Book Review: Yes, Chef by Marcus Samuelsson

This is the first book I’ve reviewed here that isn’t fiction. This is the first memoir that I have picked up and read cover-to-cover in some time, and I am glad I did. Yes, Chef by Marcus Samuelsson is a tale of food, ambition, and identity.

The first time I had heard of Marcus Samuelsson was when I caught an episode of The Taste in early 2016. Similar to The Voice, the show had chefs serve the celebrity judges food “blind.” Based on taste alone they had to pick which chefs they wanted in their kitchen.

I like to cook, and cooking shows tend to give me ideas, but I have never pulled a book out of the food writing section of a book store.

I was very excited when a Book Riot BookMail came and it was food themed. One of the books was Yes, Chef, and although I recognized the name, I didn’t know what to expect, other than that it was a memoir.

Marcus Samuelsson’s story begins in 1970s Ethiopia. In 1972, he, along with is mother and sister, came down with tuberculosis. His mother died and he and his sister were put up for adoption. They were adopted by a Swedish couple. When they were adopted they were renamed, and introduced to a world that was unlike anything they’d known.

But this isn’t a story about adoption. Marcus details his love for food growing up including going to the fishmonger,  spending weekends with is grandmother in her kitchen, and smoking fish in his uncle’s smokehous, and eventually leading him to Aquavit, Top Chef, and to open his restaurant The Red Rooster.

I am still trying to sort out my feelings for this book.

I like good food, and to me learning about kitchen politics, and the way a commercial kitchen was set up is interesting. I also didn’t know anything about Swedish or African foods, so I felt like I got a little bit of insight into that. I will say this, all the food talk made me really hungry at some points, and did inspire me to cook. 

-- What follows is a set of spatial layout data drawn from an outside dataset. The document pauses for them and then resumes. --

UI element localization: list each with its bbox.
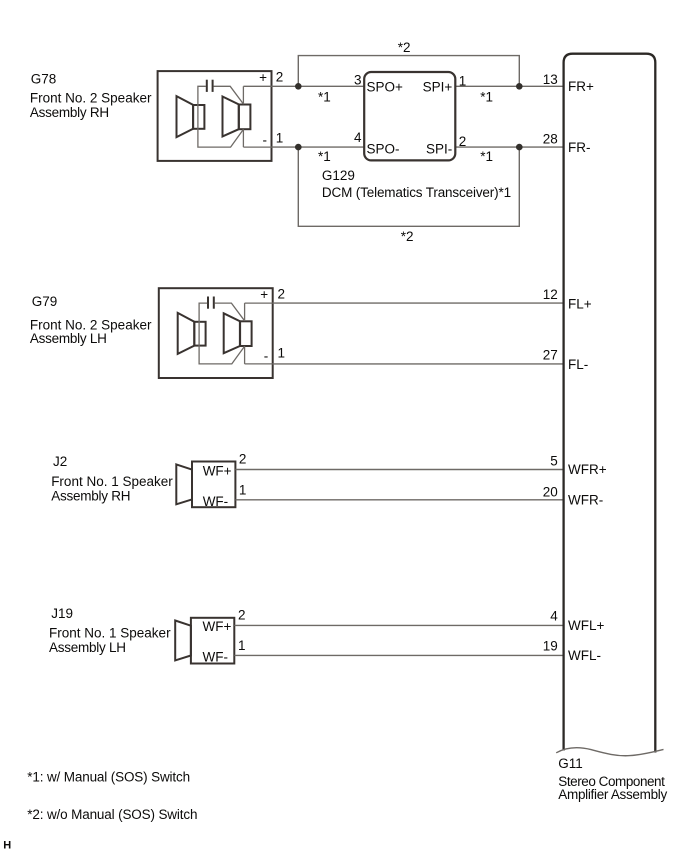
- svg-text:+: +: [260, 287, 268, 302]
- bypass wire top (w/o DCM): [298, 56, 519, 87]
- svg-text:2: 2: [459, 134, 467, 149]
- svg-text:SPI+: SPI+: [423, 79, 453, 94]
- svg-text:1: 1: [459, 74, 467, 89]
- svg-text:WF-: WF-: [203, 649, 228, 664]
- svg-text:*2: *2: [401, 229, 414, 244]
- svg-text:2: 2: [276, 69, 284, 84]
- svg-text:3: 3: [354, 73, 362, 88]
- svg-text:Assembly LH: Assembly LH: [49, 640, 126, 655]
- svg-text:WF+: WF+: [203, 464, 232, 479]
- svg-text:4: 4: [550, 609, 558, 624]
- G79 woofer speaker: [224, 313, 252, 353]
- svg-text:Assembly RH: Assembly RH: [51, 488, 130, 503]
- svg-text:2: 2: [278, 287, 286, 302]
- svg-text:FR-: FR-: [568, 140, 591, 155]
- DCM G129 box: [364, 72, 455, 160]
- amplifier torn bottom wavy line: [556, 748, 663, 756]
- svg-text:*1: w/ Manual (SOS) Switch: *1: w/ Manual (SOS) Switch: [27, 770, 190, 785]
- svg-text:WFL-: WFL-: [568, 648, 601, 663]
- svg-text:19: 19: [543, 639, 558, 654]
- svg-text:5: 5: [550, 454, 558, 469]
- svg-text:4: 4: [354, 130, 362, 145]
- bypass wire bottom (w/o DCM): [298, 147, 519, 226]
- svg-text:SPO+: SPO+: [367, 79, 404, 94]
- svg-text:WFL+: WFL+: [568, 618, 604, 633]
- svg-text:Front No. 2 Speaker: Front No. 2 Speaker: [30, 91, 152, 106]
- J19 speaker cone: [175, 621, 191, 661]
- capacitor C (G79): [208, 297, 214, 309]
- junction dot top left: [295, 83, 302, 90]
- svg-text:27: 27: [543, 348, 558, 363]
- svg-text:FL+: FL+: [568, 297, 592, 312]
- junction dot bottom left: [295, 144, 302, 151]
- svg-text:Assembly RH: Assembly RH: [30, 105, 109, 120]
- svg-text:DCM (Telematics Transceiver)*1: DCM (Telematics Transceiver)*1: [322, 185, 511, 200]
- svg-text:G129: G129: [322, 168, 355, 183]
- svg-text:2: 2: [238, 608, 246, 623]
- svg-text:Assembly LH: Assembly LH: [30, 331, 107, 346]
- svg-text:G79: G79: [32, 294, 58, 309]
- wire WFR+: [235, 469, 563, 471]
- junction dot top right: [516, 83, 523, 90]
- wire FR+ G78 to DCM: [272, 85, 365, 87]
- svg-text:G11: G11: [558, 756, 583, 771]
- svg-text:1: 1: [238, 638, 246, 653]
- connector G79 box: [159, 288, 273, 378]
- svg-text:+: +: [259, 70, 267, 85]
- svg-text:28: 28: [543, 131, 558, 146]
- wire WFR-: [235, 499, 563, 501]
- svg-text:*1: *1: [480, 149, 493, 164]
- svg-text:13: 13: [543, 72, 558, 87]
- connector J19 box: [191, 618, 234, 664]
- svg-text:*1: *1: [318, 149, 331, 164]
- G78 internal wiring: [198, 86, 272, 147]
- svg-text:Amplifier Assembly: Amplifier Assembly: [558, 787, 667, 802]
- G79 internal wiring: [199, 303, 273, 364]
- svg-text:Front No. 1 Speaker: Front No. 1 Speaker: [51, 474, 173, 489]
- svg-text:H: H: [3, 839, 11, 851]
- J2 speaker cone: [176, 464, 192, 504]
- svg-text:SPO-: SPO-: [367, 142, 400, 157]
- svg-text:1: 1: [239, 483, 247, 498]
- G78 woofer speaker: [223, 97, 251, 137]
- svg-text:*1: *1: [318, 89, 331, 104]
- svg-text:FL-: FL-: [568, 357, 588, 372]
- wire FR- DCM to amplifier: [455, 146, 563, 148]
- junction dot bottom right: [516, 144, 523, 151]
- svg-text:*1: *1: [480, 89, 493, 104]
- svg-text:1: 1: [278, 345, 286, 360]
- connector J2 box: [192, 462, 235, 508]
- connector G78 box: [158, 71, 272, 161]
- svg-text:FR+: FR+: [568, 79, 594, 94]
- capacitor C (G78): [207, 80, 213, 92]
- svg-text:J2: J2: [53, 454, 67, 469]
- svg-text:2: 2: [239, 452, 247, 467]
- amplifier G11 box: [564, 54, 656, 753]
- wire WFL+: [234, 624, 563, 626]
- wire FR- G78 to DCM: [272, 146, 365, 148]
- G79 tweeter speaker: [178, 313, 206, 354]
- svg-text:*2: w/o Manual (SOS) Switch: *2: w/o Manual (SOS) Switch: [27, 807, 197, 822]
- svg-text:WF-: WF-: [203, 494, 228, 509]
- svg-text:-: -: [264, 348, 269, 363]
- svg-text:WF+: WF+: [203, 619, 232, 634]
- wire WFL-: [234, 654, 563, 656]
- svg-text:12: 12: [543, 287, 558, 302]
- svg-text:WFR+: WFR+: [568, 462, 607, 477]
- svg-text:-: -: [263, 133, 268, 148]
- svg-text:WFR-: WFR-: [568, 493, 603, 508]
- svg-text:G78: G78: [31, 72, 57, 87]
- svg-text:1: 1: [276, 131, 284, 146]
- svg-text:J19: J19: [51, 606, 73, 621]
- wire FL+: [273, 302, 564, 304]
- svg-text:20: 20: [543, 485, 558, 500]
- wire FL-: [273, 363, 564, 365]
- svg-text:SPI-: SPI-: [426, 142, 452, 157]
- svg-text:*2: *2: [398, 40, 411, 55]
- G78 tweeter speaker: [177, 96, 205, 137]
- wire FR+ DCM to amplifier: [455, 85, 563, 87]
- svg-text:Front No. 1 Speaker: Front No. 1 Speaker: [49, 626, 171, 641]
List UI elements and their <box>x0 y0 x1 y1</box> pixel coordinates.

His observations about race, and how food from different continents is labeled as “ethnic” but provides an identity for several communities is insightful, and I feel like I did come away learning something from this book.

But this is also a memoir, so there are also personal stories, and personal choices Marcus makes to get to being this chef that ends up working in three star restaurants, winning Top Chef, and catering for the Obamas.

I felt like Marcus Samuelsson’s story is interesting. Hearing about his adoption, and growing up in a different culture was fascinating to me, but much like a character in a fiction book, Marcus has some qualities that rubbed me the wrong way.

Marcus has a blinding desire to be a chef! That dream is like the sun to him. And he pursues that without regard for who he may hurt along the way. He talks about lost friends, he talks about the daughter he ran away from until she was fourteen, and he talks about having to buy his name back when a longstanding partnership went south.

Where his narrative seemed a little thing and artificial to me was towards the end where there seems to be endless justification regarding what he’s done to get to where he is.  As a result, the end of the story feels a little self-serving and flat to me.

Overall, if you have an interest in food, and the cultures of different food then I would recommend this book. If you’re looking for a perfect idol, you may have to go elsewhere.

What I know, for me personally, this book has inspired me to look through more food writing, and food memoirs. It’s bombed Stir: My Broken Brain and the Meals that Brought Me Home by Jessica Fechtor, and Butter by Elaine Khosrova closer to the top of my to-be-read list!